Welcome to October, blog subscribers! We all know what this time of the year means for holidays.
What, fall? Halloween? Pumpkins? No, no — October is Financial Planning Month! (Congratulations, you now have a month named after you.)
For this Financial Planning Month, we’re looking at one of the main goals clients hope to achieve when employing a financial advisor: reducing financial stress.
What Does Financial Stress Look Like?
Financial stress can come in many different forms depending on one’s situation. Almost always, it involves feeling overwhelmed or underinformed about the state of one’s finances. If you don’t know how much money you need for a given expense or set of expenses, it’s markedly harder to know how much money you should have. Even if things appear secure and stable, throw in an unexpected bill like a roof leak for a hospital visit and that stress can easily compound.
The most common fear by far is not having enough, either for a future retirement or for your needs today. As a financial advisor, you probably hear questions along the lines of: Will we have enough money in an emergency? What if I get laid off? What if markets go down? Each one comes from stressing about the unfamiliar, when planning for retirement is supposed to be about getting rid of that stress!
How Does a Financial Advisor Help?
Unfamiliar terrain isn’t so scary when you have a good guide, is it? That’s the principle powering the career of a financial advisor: helping guide your clients through the rough terrain of retirement and financial planning. Acting on a client’s financial plan like a confident guide shows clients there’s nothing to be worried about; the right steps are being taken to not only maintain the principal, but help it grow into a reliable stream of retirement income.

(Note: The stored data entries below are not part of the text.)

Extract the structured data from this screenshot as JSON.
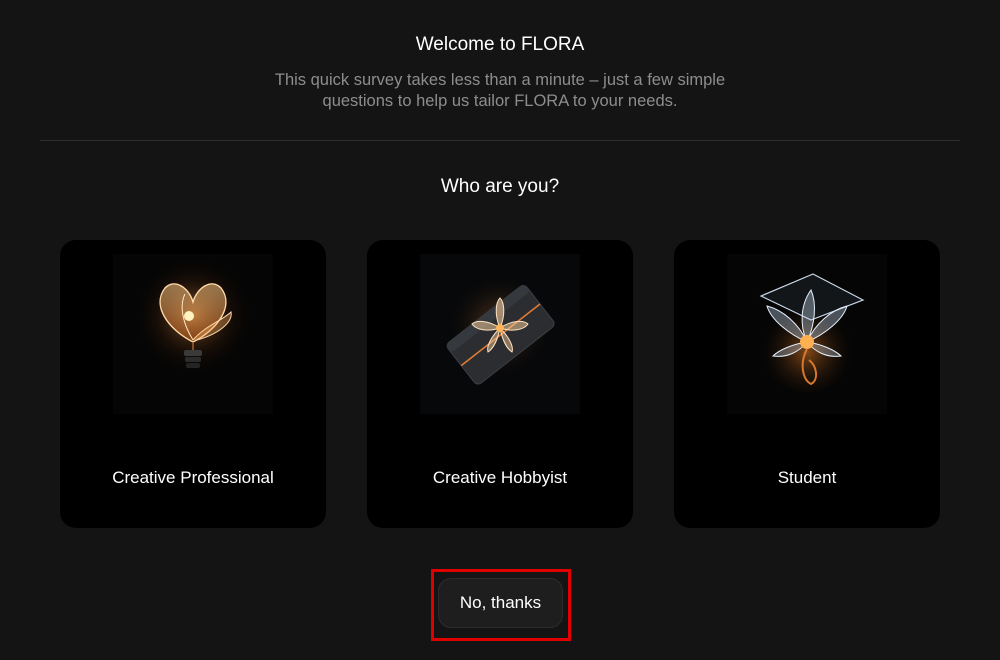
{
  "header": {
    "title": "Welcome to FLORA",
    "subtitle": "This quick survey takes less than a minute – just a few simple questions to help us tailor FLORA to your needs."
  },
  "question": "Who are you?",
  "options": [
    {
      "label": "Creative Professional",
      "icon": "glowing-flower-lightbulb-icon"
    },
    {
      "label": "Creative Hobbyist",
      "icon": "flower-gift-box-icon"
    },
    {
      "label": "Student",
      "icon": "flower-graduation-cap-icon"
    }
  ],
  "dismiss": {
    "label": "No, thanks"
  },
  "colors": {
    "background": "#141414",
    "card": "#000000",
    "subtle_text": "#8d8d8d",
    "glow": "#ff9a3c",
    "highlight": "#e10000"
  }
}
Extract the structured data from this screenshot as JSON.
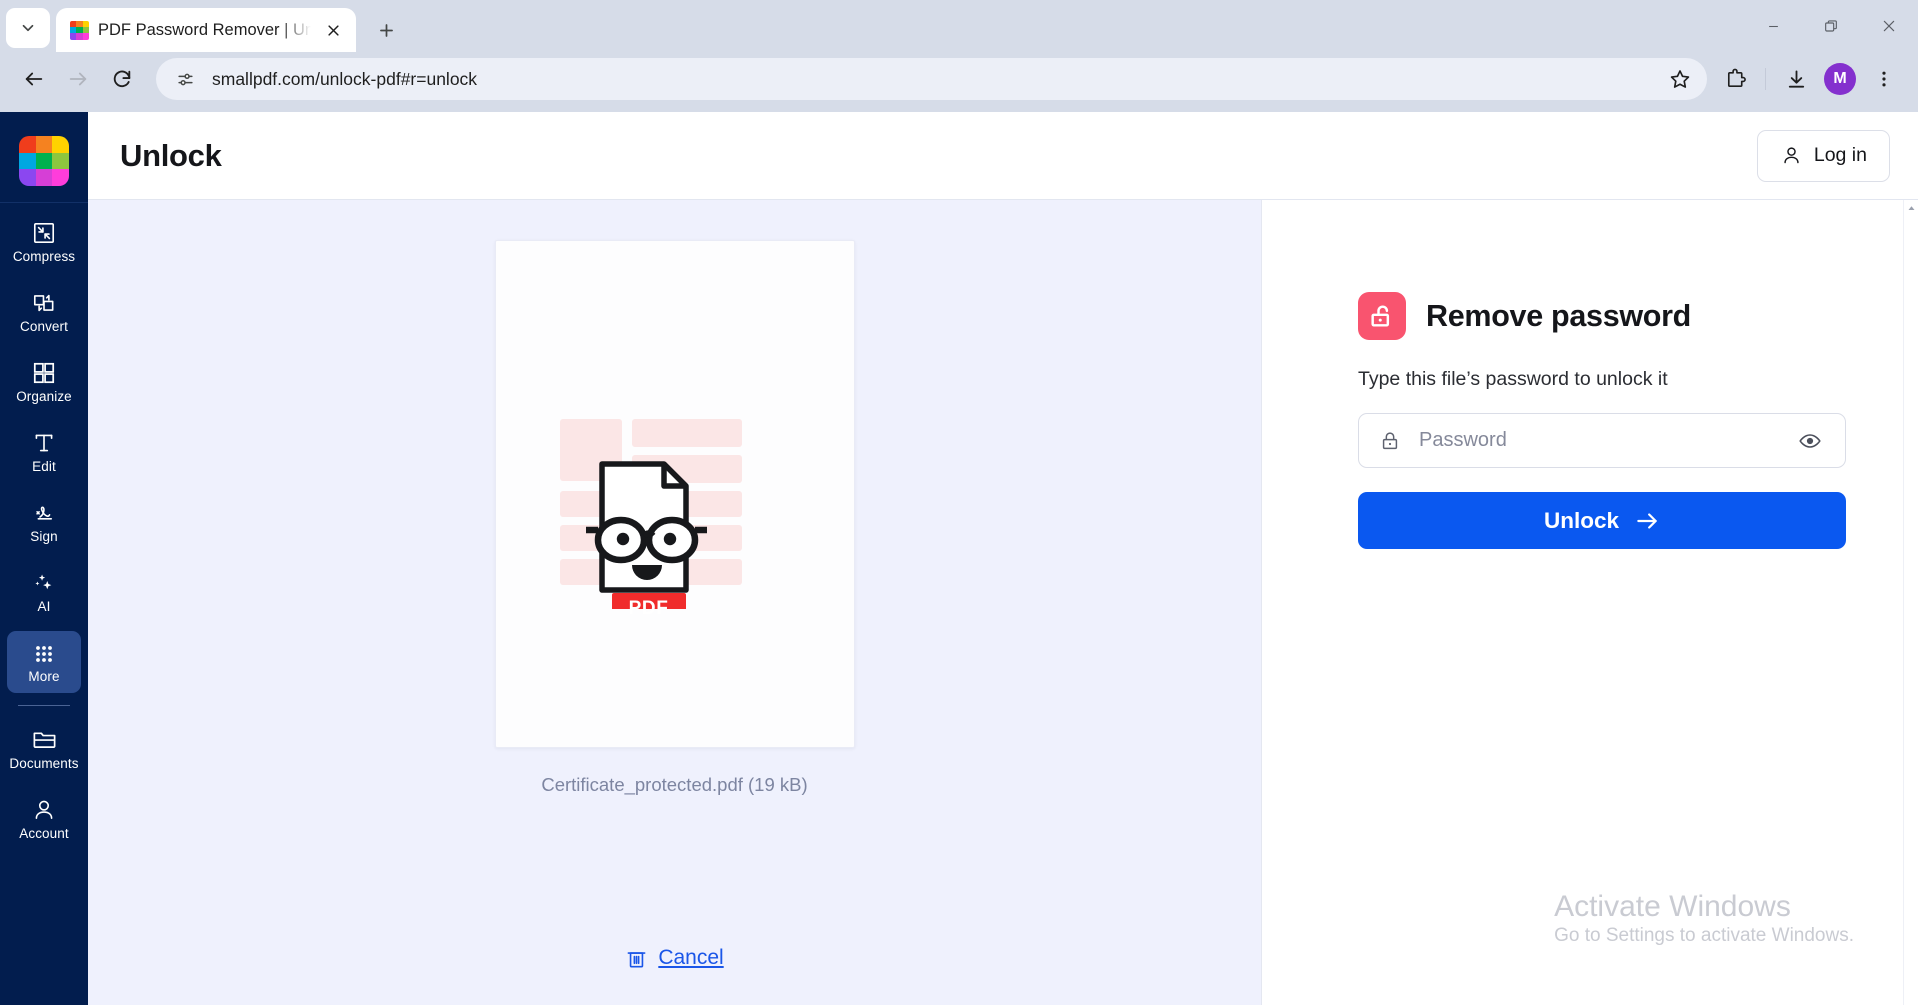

An experienced, knowledgeable financial advisor can also act as a sort of financial therapist, a reliable and educated source who can look at problems from the outside and provide solutions they may not have considered. It’s hard to look at one’s situation from within, since everything is too familiar. A financial advisor can look at what you’re seeing–and what you can’t.
What You Can Do to Better Address Financial Stress
72% of respondents in an eMoney survey said having a financial advisor understand their stress was key to satisfactory services. Which means–if you’re not addressing your clients’ financial stresses, you’re not addressing all of their needs. How can a financial advisor bridge the gap?
To start, a helpful financial advisor is well-versed in numerous approaches, able to do what works, and willing to try what might work better. Expand your knowledge into areas you may not have experience with, like Medicare or long-term care insurance, so you can better answer your clients’ questions and provide thorough answers. Even if you need to do more research to fully answer a question, “let me find out,” is a far more reassuring answer for people to hear than, “you’d have to talk to someone else about that.”
While expertise always helps, even better is a friendly disposition. All the facts and data in the world can’t help if you aren’t friendly in the first place. Sympathy and empathy go a long way toward building a loyal clientele!
Outside of the office, events like celebrating a client’s retirement, something unique like a solar eclipse watch party, or an increasingly popular pickleball tournament keep your clients at the forefront and let them know you have them in mind. Fun get-togethers like these and provide a welcome relief from the office.
How else are you lightening the load for your clients? Utilize Financial Planning Month to consider your practices and see where you can cut out the stress.